Berezovsky says that he will continue financing Russian nonprofit groups from abroad

The exiled Russian businessman Boris Berezovsky, who resides in London, said the new law requiring that nonprofit organizations in Russia be given the status of foreign agents, will not tell on his projects in Russia, the daily Izvestia writes on Wednesday.

"I do not disclose information about my beneficiaries in Russia, because all of my investments in Russia and elsewhere are being monitored by the Federal Security Service," Berezovsky was quoted as saying.

The law on nongovernmental organizations, recently passed in Russia, will not change anything, Berezovsky said.

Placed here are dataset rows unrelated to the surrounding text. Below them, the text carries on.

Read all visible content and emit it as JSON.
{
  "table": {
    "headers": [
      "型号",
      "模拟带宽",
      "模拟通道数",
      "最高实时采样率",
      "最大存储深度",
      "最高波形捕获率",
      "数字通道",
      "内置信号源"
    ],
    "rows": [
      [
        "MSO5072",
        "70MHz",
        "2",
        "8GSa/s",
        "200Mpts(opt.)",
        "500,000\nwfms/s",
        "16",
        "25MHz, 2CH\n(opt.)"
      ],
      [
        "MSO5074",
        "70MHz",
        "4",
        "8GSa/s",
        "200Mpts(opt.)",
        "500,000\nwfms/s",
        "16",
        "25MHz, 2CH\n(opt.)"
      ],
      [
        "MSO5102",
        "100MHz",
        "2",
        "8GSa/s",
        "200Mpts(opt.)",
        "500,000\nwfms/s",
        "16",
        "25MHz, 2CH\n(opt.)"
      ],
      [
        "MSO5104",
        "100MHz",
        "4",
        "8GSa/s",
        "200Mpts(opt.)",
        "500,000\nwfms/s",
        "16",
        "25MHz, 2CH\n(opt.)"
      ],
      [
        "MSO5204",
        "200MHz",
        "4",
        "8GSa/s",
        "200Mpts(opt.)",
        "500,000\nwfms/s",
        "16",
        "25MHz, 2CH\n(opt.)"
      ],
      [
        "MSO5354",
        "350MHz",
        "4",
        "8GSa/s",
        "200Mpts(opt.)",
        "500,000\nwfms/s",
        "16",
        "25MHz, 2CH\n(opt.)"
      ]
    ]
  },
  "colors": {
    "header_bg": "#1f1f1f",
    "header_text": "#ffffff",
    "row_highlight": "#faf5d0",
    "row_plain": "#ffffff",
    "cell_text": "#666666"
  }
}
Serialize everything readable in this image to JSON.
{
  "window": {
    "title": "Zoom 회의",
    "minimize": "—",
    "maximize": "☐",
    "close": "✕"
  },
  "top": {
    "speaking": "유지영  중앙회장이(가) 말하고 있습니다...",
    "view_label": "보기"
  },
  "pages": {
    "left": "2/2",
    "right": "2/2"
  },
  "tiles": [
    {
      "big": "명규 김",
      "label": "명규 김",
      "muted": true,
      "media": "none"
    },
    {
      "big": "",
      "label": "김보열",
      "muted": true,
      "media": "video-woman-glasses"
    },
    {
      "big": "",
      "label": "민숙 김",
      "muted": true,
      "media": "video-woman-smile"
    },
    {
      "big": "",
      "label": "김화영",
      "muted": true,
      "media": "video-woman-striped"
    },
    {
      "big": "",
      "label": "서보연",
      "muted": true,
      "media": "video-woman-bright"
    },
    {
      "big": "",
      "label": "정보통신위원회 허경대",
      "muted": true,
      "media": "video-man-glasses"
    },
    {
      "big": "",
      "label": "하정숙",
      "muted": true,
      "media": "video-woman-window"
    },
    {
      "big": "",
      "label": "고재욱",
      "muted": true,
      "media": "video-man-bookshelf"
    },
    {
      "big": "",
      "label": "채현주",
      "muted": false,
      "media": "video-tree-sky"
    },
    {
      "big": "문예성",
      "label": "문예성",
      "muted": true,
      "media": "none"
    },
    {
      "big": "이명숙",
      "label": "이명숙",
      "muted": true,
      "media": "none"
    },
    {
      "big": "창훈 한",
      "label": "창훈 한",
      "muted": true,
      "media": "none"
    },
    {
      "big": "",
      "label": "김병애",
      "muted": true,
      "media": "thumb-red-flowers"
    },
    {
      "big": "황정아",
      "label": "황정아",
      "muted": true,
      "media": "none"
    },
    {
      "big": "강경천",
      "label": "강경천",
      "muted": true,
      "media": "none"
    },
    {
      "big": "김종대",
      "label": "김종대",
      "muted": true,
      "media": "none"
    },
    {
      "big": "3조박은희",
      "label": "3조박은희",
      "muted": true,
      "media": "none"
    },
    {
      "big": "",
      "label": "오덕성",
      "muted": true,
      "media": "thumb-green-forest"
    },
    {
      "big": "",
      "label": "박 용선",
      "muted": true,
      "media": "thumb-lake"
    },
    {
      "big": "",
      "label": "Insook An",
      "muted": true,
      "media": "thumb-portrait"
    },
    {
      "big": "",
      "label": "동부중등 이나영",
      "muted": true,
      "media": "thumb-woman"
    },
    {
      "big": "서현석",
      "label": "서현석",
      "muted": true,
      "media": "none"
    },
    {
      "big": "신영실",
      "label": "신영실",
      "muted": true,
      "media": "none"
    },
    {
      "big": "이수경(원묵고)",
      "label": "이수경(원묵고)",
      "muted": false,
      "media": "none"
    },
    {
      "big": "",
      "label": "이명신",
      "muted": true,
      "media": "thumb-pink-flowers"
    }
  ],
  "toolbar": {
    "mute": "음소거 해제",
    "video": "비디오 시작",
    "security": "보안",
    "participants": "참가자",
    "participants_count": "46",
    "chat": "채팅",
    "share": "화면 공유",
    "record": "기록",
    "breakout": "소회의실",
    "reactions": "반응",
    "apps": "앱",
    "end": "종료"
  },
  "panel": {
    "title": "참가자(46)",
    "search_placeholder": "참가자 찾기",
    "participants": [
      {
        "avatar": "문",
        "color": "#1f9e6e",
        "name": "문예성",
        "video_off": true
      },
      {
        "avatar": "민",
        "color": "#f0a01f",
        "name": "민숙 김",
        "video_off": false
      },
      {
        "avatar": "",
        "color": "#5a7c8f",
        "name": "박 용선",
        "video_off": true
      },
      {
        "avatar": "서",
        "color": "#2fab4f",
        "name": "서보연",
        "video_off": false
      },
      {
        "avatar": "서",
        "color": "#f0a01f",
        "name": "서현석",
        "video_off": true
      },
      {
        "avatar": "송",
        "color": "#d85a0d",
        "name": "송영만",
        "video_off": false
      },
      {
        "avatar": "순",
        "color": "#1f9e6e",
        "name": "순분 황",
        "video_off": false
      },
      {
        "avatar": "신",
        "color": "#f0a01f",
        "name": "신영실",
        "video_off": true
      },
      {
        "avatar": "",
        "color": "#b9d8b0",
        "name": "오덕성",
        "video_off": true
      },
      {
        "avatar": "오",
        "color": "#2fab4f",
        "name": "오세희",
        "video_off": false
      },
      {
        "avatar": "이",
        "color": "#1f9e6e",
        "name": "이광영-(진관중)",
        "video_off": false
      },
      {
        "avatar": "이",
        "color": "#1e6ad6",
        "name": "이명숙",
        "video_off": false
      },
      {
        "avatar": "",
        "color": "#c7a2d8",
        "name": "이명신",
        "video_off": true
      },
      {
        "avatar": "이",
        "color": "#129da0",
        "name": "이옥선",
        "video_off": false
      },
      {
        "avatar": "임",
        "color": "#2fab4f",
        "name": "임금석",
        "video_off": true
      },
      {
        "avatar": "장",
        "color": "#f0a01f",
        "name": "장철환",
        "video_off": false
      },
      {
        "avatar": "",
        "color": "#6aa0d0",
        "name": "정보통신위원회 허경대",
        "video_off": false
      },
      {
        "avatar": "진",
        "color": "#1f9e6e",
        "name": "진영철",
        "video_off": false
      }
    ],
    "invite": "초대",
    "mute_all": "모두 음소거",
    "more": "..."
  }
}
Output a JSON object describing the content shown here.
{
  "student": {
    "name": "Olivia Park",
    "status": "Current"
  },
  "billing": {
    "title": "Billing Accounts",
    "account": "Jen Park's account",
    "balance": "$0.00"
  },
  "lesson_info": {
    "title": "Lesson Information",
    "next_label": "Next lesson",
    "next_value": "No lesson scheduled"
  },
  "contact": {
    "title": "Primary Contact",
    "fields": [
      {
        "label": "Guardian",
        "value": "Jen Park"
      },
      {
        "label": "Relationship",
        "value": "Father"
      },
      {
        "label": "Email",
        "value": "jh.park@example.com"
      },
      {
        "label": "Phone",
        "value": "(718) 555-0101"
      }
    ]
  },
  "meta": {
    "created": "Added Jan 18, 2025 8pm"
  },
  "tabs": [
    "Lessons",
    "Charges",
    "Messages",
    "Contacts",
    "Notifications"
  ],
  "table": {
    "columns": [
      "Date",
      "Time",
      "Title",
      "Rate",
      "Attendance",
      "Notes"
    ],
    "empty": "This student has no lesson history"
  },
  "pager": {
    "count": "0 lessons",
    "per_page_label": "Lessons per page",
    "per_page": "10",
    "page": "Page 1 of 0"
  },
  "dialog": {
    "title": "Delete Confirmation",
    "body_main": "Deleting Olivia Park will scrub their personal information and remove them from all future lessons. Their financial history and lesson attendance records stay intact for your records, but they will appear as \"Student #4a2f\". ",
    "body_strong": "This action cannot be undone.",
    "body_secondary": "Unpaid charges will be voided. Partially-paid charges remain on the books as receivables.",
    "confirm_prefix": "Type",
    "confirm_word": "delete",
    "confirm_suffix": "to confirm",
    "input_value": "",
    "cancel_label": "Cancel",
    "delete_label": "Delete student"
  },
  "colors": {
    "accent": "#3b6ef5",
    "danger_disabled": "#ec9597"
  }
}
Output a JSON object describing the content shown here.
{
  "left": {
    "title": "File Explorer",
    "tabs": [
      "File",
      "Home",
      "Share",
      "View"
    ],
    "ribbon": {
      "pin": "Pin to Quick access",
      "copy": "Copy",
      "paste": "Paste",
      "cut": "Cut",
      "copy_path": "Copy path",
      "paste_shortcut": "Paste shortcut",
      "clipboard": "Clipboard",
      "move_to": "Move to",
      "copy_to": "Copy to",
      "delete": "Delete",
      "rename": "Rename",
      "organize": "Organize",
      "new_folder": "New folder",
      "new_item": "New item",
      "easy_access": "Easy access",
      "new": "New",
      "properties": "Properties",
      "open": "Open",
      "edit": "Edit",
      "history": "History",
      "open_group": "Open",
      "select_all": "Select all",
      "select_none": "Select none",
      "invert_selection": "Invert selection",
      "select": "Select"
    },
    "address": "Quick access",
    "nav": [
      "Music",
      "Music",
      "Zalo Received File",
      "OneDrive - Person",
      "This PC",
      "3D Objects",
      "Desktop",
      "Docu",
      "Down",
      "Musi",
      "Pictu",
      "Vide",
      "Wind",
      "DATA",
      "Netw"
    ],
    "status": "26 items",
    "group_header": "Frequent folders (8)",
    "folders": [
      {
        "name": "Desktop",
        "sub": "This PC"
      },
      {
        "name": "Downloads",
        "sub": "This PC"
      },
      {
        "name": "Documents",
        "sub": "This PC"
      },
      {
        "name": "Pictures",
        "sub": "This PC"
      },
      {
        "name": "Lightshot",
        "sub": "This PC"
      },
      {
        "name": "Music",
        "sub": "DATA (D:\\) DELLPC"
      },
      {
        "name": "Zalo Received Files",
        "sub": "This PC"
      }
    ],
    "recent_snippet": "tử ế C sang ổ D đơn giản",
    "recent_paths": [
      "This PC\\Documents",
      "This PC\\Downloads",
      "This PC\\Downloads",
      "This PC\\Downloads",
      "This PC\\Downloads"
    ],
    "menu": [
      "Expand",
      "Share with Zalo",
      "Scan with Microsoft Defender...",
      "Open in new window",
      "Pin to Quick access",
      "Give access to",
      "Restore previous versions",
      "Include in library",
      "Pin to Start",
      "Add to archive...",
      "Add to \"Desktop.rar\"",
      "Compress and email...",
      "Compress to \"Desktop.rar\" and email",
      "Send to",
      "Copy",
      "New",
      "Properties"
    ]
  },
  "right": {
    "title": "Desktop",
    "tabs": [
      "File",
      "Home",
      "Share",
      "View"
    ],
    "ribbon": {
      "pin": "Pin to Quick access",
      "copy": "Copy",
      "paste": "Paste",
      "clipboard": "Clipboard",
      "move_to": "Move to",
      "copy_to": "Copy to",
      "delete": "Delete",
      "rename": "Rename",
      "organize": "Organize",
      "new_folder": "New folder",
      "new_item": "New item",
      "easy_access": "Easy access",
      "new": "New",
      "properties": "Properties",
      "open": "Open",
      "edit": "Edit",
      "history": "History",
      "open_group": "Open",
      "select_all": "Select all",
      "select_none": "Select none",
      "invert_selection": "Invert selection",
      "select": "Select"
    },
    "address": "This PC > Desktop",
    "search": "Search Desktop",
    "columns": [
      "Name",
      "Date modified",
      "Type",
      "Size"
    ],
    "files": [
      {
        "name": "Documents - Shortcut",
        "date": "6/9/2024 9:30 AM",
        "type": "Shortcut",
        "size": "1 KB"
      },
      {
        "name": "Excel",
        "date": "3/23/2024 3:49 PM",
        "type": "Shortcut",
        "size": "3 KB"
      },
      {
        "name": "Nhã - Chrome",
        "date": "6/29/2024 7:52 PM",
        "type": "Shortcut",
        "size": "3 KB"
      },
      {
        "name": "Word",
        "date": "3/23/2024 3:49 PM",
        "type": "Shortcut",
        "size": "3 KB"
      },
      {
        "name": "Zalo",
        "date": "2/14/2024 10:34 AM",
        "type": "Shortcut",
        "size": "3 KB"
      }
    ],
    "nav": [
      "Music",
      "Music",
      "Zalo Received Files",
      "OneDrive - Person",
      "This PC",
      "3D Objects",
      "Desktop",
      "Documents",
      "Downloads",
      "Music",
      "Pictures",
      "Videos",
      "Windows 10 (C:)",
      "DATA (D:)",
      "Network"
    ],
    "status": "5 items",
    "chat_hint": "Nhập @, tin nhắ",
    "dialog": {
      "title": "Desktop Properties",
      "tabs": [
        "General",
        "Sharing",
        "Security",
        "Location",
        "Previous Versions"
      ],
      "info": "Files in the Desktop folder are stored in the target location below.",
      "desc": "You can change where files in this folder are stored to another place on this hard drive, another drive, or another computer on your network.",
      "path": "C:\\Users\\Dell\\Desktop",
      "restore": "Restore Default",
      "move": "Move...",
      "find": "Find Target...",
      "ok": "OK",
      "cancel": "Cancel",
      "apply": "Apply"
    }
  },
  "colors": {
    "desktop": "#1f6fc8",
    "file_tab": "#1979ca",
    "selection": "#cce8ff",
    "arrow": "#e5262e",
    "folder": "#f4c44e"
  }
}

"I will continue supporting those I find necessary. A scheme I have devised keeps the origin of this money unidentified by Russian special services," the oligarch said.

Berezovsky also said that laws are created "for smart people to find loopholes in them and dodge compliance legally."

"I have been anticipating such a turn of events for a long time and I new that a law of this kind would be enforced after all. I don't know if many have their own schemes to go beyond the law, but I do transfer money to Russia absolutely legally," he said.

"The Russian authorities have been devising unconstitutional and undemocratic laws lately," he added.

Berezovsky said Left Front leader Sergei Udaltsov is an appealing figure, and he criticized opposition campaigner and blogger Alexei Navalny.

"I don't sponsor opposition groups. I share Udaltsov's position. Regarding Navalny, he is becoming a puppet and his being an Aeroflot director reveals his readiness for compromise," the oligarch said.

Navalny is a "temporary idol," particularly popular among "girls aged between 40 and 50." "He is no fighter," Berezovsky said.

"He is a good politician of the moment, but unfortunately, he is poorly educated and does not know Russian history, even modern Russian history," he said.